Video recorded by a traffic camera during the five minutes before the bridge collapsed shows a vehicle that could be DeSantis' truck, followed by a tractor-trailer cab that he said he passed on the span, according to CNN.

DeSantis didn't hear the bridge crash down behind him because he was listening to the radio while commuting between jobs, he told the Baltimore Banner.

Six construction workers are presumed to have been killed in the catastrophe, with only two bodies recovered to date.

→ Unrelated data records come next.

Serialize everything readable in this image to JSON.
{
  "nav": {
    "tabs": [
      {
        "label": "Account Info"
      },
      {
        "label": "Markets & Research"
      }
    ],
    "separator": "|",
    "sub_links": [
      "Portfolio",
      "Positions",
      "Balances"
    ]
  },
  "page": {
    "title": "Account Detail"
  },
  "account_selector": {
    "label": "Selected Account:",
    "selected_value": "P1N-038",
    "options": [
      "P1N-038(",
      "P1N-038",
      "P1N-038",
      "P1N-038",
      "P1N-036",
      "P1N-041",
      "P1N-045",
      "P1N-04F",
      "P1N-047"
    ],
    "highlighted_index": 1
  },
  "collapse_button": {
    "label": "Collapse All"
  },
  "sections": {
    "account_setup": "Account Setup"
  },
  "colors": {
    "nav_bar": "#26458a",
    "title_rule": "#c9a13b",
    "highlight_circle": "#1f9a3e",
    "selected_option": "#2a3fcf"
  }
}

Two survivors were pulled from the water after the container ship Dali lost power and smashed into a bridge column around 1:30 a.m., sending its steel trusses and roadway crumbling onto the freighter and into the Patapsco River.

Meanwhile, officials said the Coast Guard was preparing a temporary, alternate channel for commercially essential vessels to bypass the scene and get to and from the shuttered, economically vital Port of Baltimore, according to the Associated Press.

Crews have started removing wrecked steel and concrete, with dive teams surveying parts of the bridge and checking the ship on Sunday.

Workers in lifts also used torches to cut away parts of the trusses protruding from the water.

The port ranks as the ninth-busiest in the nation but has been No. 1 in handling cars and light trucks for the past 13 years, with nearly 800,000 vehicles passing through last year.